I like all the answers except for #7. I have a couple of router with that type chuck/collet and that is one thing I made sure I didn't get again. I don't want to sound negative and I sure don't want to rain on your new purchase but that is a deal breaker for me.

Please keep us posted as to what you find out about the guide bushing and other details or issues you find, I'm sure a lot of us are interested.

Ed


----------



## krams (Feb 26, 2006)

I have had this for only a week now. I wanted to get some real opnions on what I have got ...being my first router, I have to learn wht to look for and learn. which is why I am here. 

thanks
Krams


----------



## presumed_druid (Jan 24, 2005)

reible said:


> If you want to find a centering bushing for the larger hole set up then you might want to check out oak-park. I got one of them for my larger guide bushings and for when I build my own mounting plates. If you are on the mailing list from router workshop they let you know when the sales are... always make it a better deal.
> 
> Ed


Actually, Ed, the Lee valley base plate comes with a centering system. Thanks though!


----------



## reible (Sep 10, 2004)

krams said:


> I have had this for only a week now. I wanted to get some real opnions on what I have got ...being my first router, I have to learn wht to look for and learn. which is why I am here.
> 
> thanks
> Krams


 I just have this thing about those type chucks/collets, I'm sure a lot of people don't mind that design and with the great feature set most people will enjoy theirs.
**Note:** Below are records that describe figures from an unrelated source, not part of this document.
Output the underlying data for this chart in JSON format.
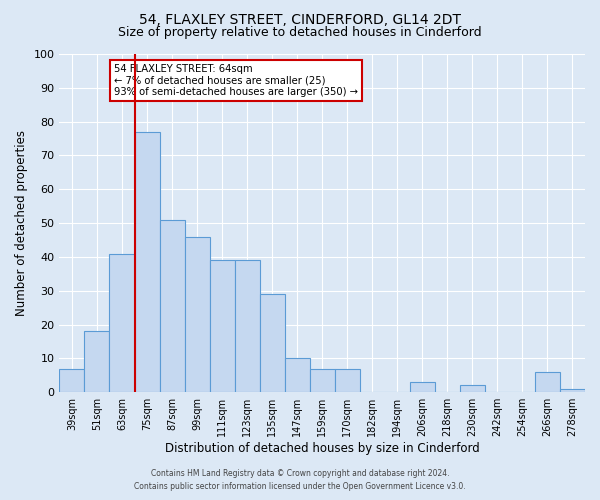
{
  "title": "54, FLAXLEY STREET, CINDERFORD, GL14 2DT",
  "subtitle": "Size of property relative to detached houses in Cinderford",
  "xlabel": "Distribution of detached houses by size in Cinderford",
  "ylabel": "Number of detached properties",
  "bin_labels": [
    "39sqm",
    "51sqm",
    "63sqm",
    "75sqm",
    "87sqm",
    "99sqm",
    "111sqm",
    "123sqm",
    "135sqm",
    "147sqm",
    "159sqm",
    "170sqm",
    "182sqm",
    "194sqm",
    "206sqm",
    "218sqm",
    "230sqm",
    "242sqm",
    "254sqm",
    "266sqm",
    "278sqm"
  ],
  "bar_values": [
    7,
    18,
    41,
    77,
    51,
    46,
    39,
    39,
    29,
    10,
    7,
    7,
    0,
    0,
    3,
    0,
    2,
    0,
    0,
    6,
    1
  ],
  "bar_color": "#c5d8f0",
  "bar_edge_color": "#5b9bd5",
  "vline_x": 2.5,
  "vline_color": "#cc0000",
  "annotation_text": "54 FLAXLEY STREET: 64sqm\n← 7% of detached houses are smaller (25)\n93% of semi-detached houses are larger (350) →",
  "annotation_box_color": "#cc0000",
  "ylim": [
    0,
    100
  ],
  "yticks": [
    0,
    10,
    20,
    30,
    40,
    50,
    60,
    70,
    80,
    90,
    100
  ],
  "bg_color": "#dce8f5",
  "plot_bg_color": "#dce8f5",
  "footer_line1": "Contains HM Land Registry data © Crown copyright and database right 2024.",
  "footer_line2": "Contains public sector information licensed under the Open Government Licence v3.0.",
  "title_fontsize": 10,
  "subtitle_fontsize": 9,
  "xlabel_fontsize": 8.5,
  "ylabel_fontsize": 8.5
}
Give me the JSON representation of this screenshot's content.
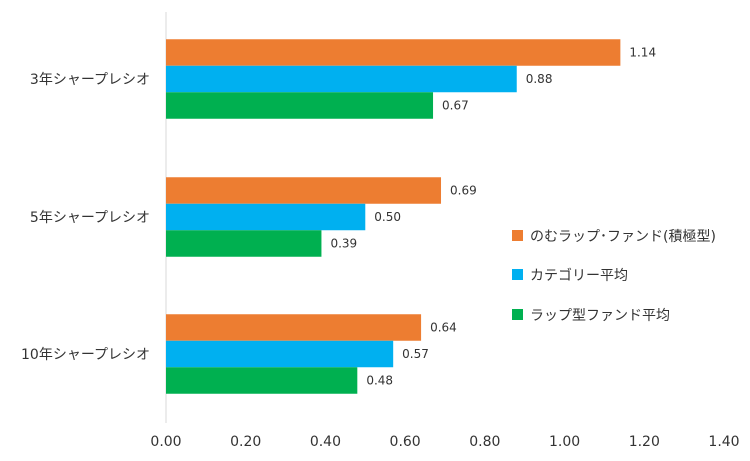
{
  "chart_data": {
    "type": "bar",
    "orientation": "horizontal",
    "categories": [
      "3年シャープレシオ",
      "5年シャープレシオ",
      "10年シャープレシオ"
    ],
    "series": [
      {
        "name": "のむラップ･ファンド(積極型)",
        "values": [
          1.14,
          0.69,
          0.64
        ],
        "color": "#ED7D31"
      },
      {
        "name": "カテゴリー平均",
        "values": [
          0.88,
          0.5,
          0.57
        ],
        "color": "#00B0F0"
      },
      {
        "name": "ラップ型ファンド平均",
        "values": [
          0.67,
          0.39,
          0.48
        ],
        "color": "#00B050"
      }
    ],
    "data_labels": [
      [
        "1.14",
        "0.69",
        "0.64"
      ],
      [
        "0.88",
        "0.50",
        "0.57"
      ],
      [
        "0.67",
        "0.39",
        "0.48"
      ]
    ],
    "xlim": [
      0,
      1.4
    ],
    "x_ticks": [
      0,
      0.2,
      0.4,
      0.6,
      0.8,
      1.0,
      1.2,
      1.4
    ],
    "x_tick_labels": [
      "0.00",
      "0.20",
      "0.40",
      "0.60",
      "0.80",
      "1.00",
      "1.20",
      "1.40"
    ],
    "title": "",
    "xlabel": "",
    "ylabel": "",
    "grid": false,
    "legend_position": "right"
  }
}
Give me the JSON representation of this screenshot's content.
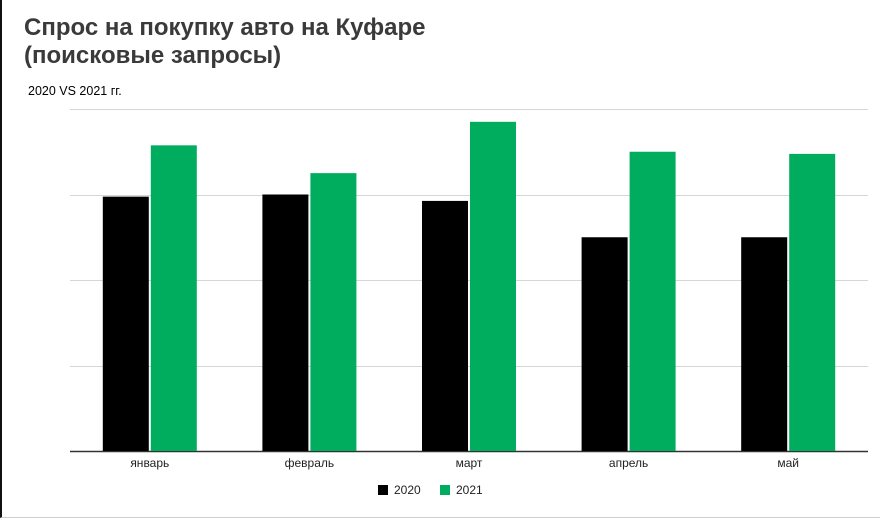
{
  "title_line1": "Спрос на покупку авто на Куфаре",
  "title_line2": "(поисковые запросы)",
  "subtitle": "2020 VS 2021 гг.",
  "chart_data": {
    "type": "bar",
    "title": "Спрос на покупку авто на Куфаре (поисковые запросы)",
    "subtitle": "2020 VS 2021 гг.",
    "categories": [
      "январь",
      "февраль",
      "март",
      "апрель",
      "май"
    ],
    "series": [
      {
        "name": "2020",
        "color": "#000000",
        "values": [
          59.5,
          60.0,
          58.5,
          50.0,
          50.0
        ]
      },
      {
        "name": "2021",
        "color": "#00ad5f",
        "values": [
          71.5,
          65.0,
          77.0,
          70.0,
          69.5
        ]
      }
    ],
    "ylim": [
      0,
      80
    ],
    "y_gridlines": [
      0,
      20,
      40,
      60,
      80
    ],
    "y_tick_labels_shown": false,
    "grid": true,
    "legend_position": "bottom-center",
    "xlabel": "",
    "ylabel": ""
  }
}
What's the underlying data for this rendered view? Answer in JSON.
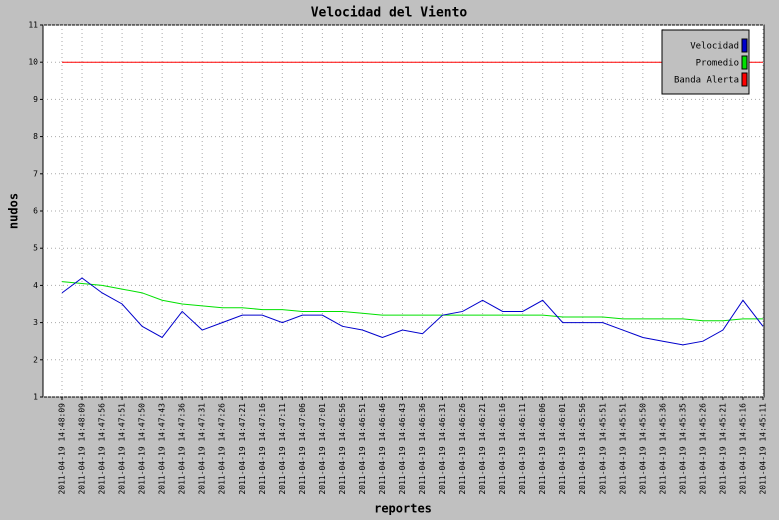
{
  "chart_data": {
    "type": "line",
    "title": "Velocidad del Viento",
    "x_label": "reportes",
    "y_label": "nudos",
    "categories": [
      "2011-04-19 14:48:09",
      "2011-04-19 14:48:09",
      "2011-04-19 14:47:56",
      "2011-04-19 14:47:51",
      "2011-04-19 14:47:50",
      "2011-04-19 14:47:43",
      "2011-04-19 14:47:36",
      "2011-04-19 14:47:31",
      "2011-04-19 14:47:26",
      "2011-04-19 14:47:21",
      "2011-04-19 14:47:16",
      "2011-04-19 14:47:11",
      "2011-04-19 14:47:06",
      "2011-04-19 14:47:01",
      "2011-04-19 14:46:56",
      "2011-04-19 14:46:51",
      "2011-04-19 14:46:46",
      "2011-04-19 14:46:43",
      "2011-04-19 14:46:36",
      "2011-04-19 14:46:31",
      "2011-04-19 14:46:26",
      "2011-04-19 14:46:21",
      "2011-04-19 14:46:16",
      "2011-04-19 14:46:11",
      "2011-04-19 14:46:06",
      "2011-04-19 14:46:01",
      "2011-04-19 14:45:56",
      "2011-04-19 14:45:51",
      "2011-04-19 14:45:51",
      "2011-04-19 14:45:50",
      "2011-04-19 14:45:36",
      "2011-04-19 14:45:35",
      "2011-04-19 14:45:26",
      "2011-04-19 14:45:21",
      "2011-04-19 14:45:16",
      "2011-04-19 14:45:11"
    ],
    "series": [
      {
        "name": "Velocidad",
        "color": "#0000cc",
        "values": [
          3.8,
          4.2,
          3.8,
          3.5,
          2.9,
          2.6,
          3.3,
          2.8,
          3.0,
          3.2,
          3.2,
          3.0,
          3.2,
          3.2,
          2.9,
          2.8,
          2.6,
          2.8,
          2.7,
          3.2,
          3.3,
          3.6,
          3.3,
          3.3,
          3.6,
          3.0,
          3.0,
          3.0,
          2.8,
          2.6,
          2.5,
          2.4,
          2.5,
          2.8,
          3.6,
          2.9
        ]
      },
      {
        "name": "Promedio",
        "color": "#00e000",
        "values": [
          4.1,
          4.05,
          4.0,
          3.9,
          3.8,
          3.6,
          3.5,
          3.45,
          3.4,
          3.4,
          3.35,
          3.35,
          3.3,
          3.3,
          3.3,
          3.25,
          3.2,
          3.2,
          3.2,
          3.2,
          3.2,
          3.2,
          3.2,
          3.2,
          3.2,
          3.15,
          3.15,
          3.15,
          3.1,
          3.1,
          3.1,
          3.1,
          3.05,
          3.05,
          3.1,
          3.1
        ]
      },
      {
        "name": "Banda Alerta",
        "color": "#ff0000",
        "values": [
          10,
          10,
          10,
          10,
          10,
          10,
          10,
          10,
          10,
          10,
          10,
          10,
          10,
          10,
          10,
          10,
          10,
          10,
          10,
          10,
          10,
          10,
          10,
          10,
          10,
          10,
          10,
          10,
          10,
          10,
          10,
          10,
          10,
          10,
          10,
          10
        ]
      }
    ],
    "ylim": [
      1,
      11
    ],
    "yticks": [
      1,
      2,
      3,
      4,
      5,
      6,
      7,
      8,
      9,
      10,
      11
    ],
    "grid": true,
    "legend": "upper right"
  }
}
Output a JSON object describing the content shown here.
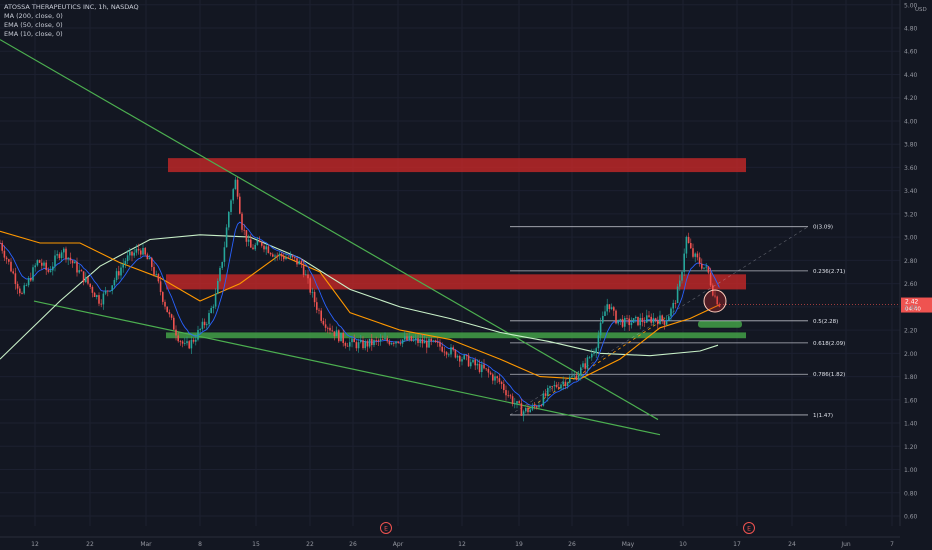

I should also note that if you get hooked on routers this will not be the last router you buy... A great many people have 2, 3, 4, 5 and even 50 routers and when you go to get a second, third one you will have a better idea of what things you liked and what you didn't like about the ones before.

I should also point out by the time you have a major investment in bits the router is going to sound cheap at $180 or so. If you start buying mid priced bits at let's say an average of $20 a pop it adds up fast.

Ed


----------



## reible (Sep 10, 2004)

presumed_druid said:


> Actually, Ed, the Lee valley base plate comes with a centering system. Thanks though!


 Gee I should have know that leevalley would take care of that... I like that design and I might own one some day (I have to start parting with some router tables and get to a reasonable level... I have 8 right now).

Ed


----------



## krams (Feb 26, 2006)

reible said:


> Thanks for the information.
> 
> I like all the answers except for #7. I have a couple of router with that type chuck/collet and that is one thing I made sure I didn't get again. I don't want to sound negative and I sure don't want to rain on your new purchase but that is a deal breaker for me.
> 
> ...


The collet moves 7 full turns of the fine screw ( 7 * 1/64 ) form the bottom to the top just below the point where the shaft locks up.


----------



## Aaron Bredon (Mar 8, 2006)

reible said:


> Thanks for the information.
> I like all the answers except for #7. I have a couple of router with that type chuck/collet and that is one thing I made sure I didn't get again. I don't want to sound negative and I sure don't want to rain on your new purchase but that is a deal breaker for me.


I just got the FT 1700 and the collet is self-releasing (unscrew the collet nut all the way, and the nut and collet come off as a unit).

I also prefer the Freud above-the-table adjustment system to the Porter-Cable. The Porter-Cable adjustment nuts were around 3 inches below the table top, and the lock/unlock hex rod was set inside the cast lock lever hinge, and had to move the whole lever. When I tested the adjustment system before mounting the router in the table, the hinge broke (probably just a flaw in the casting, but we exchanged it for the Freud anyway). The Freud system is just below table level, is sealed and uses a large hex key (included) to turn the components (also the above-table lock/unlock is separate from the below-table unlock lever).

One possible disadvantage of the Freud is that it doesn't seem to be a 'system' router - the base doesn't look interchangeable. This router seems to be designed primarily for table use.


----------



## reible (Sep 10, 2004)

"I just got the FT 1700 and the collet is self-releasing (unscrew the collet nut all the way, and the nut and collet come off as a unit).
"

Hi,

The term one piece nut and collet come to mind as the term for what you have. The term self-releasing is when you turn the nut on the chuck/collet and when it is loose the bit comes out.... as described before if you have to keep turning until you pass a second "tight" spot to get the bit to come out then it is not self-releasing. I think when used in porter cable terms they call it auto-releasing.... anyway that is the feature I wish the Freud would have added to this router.

Ed


----------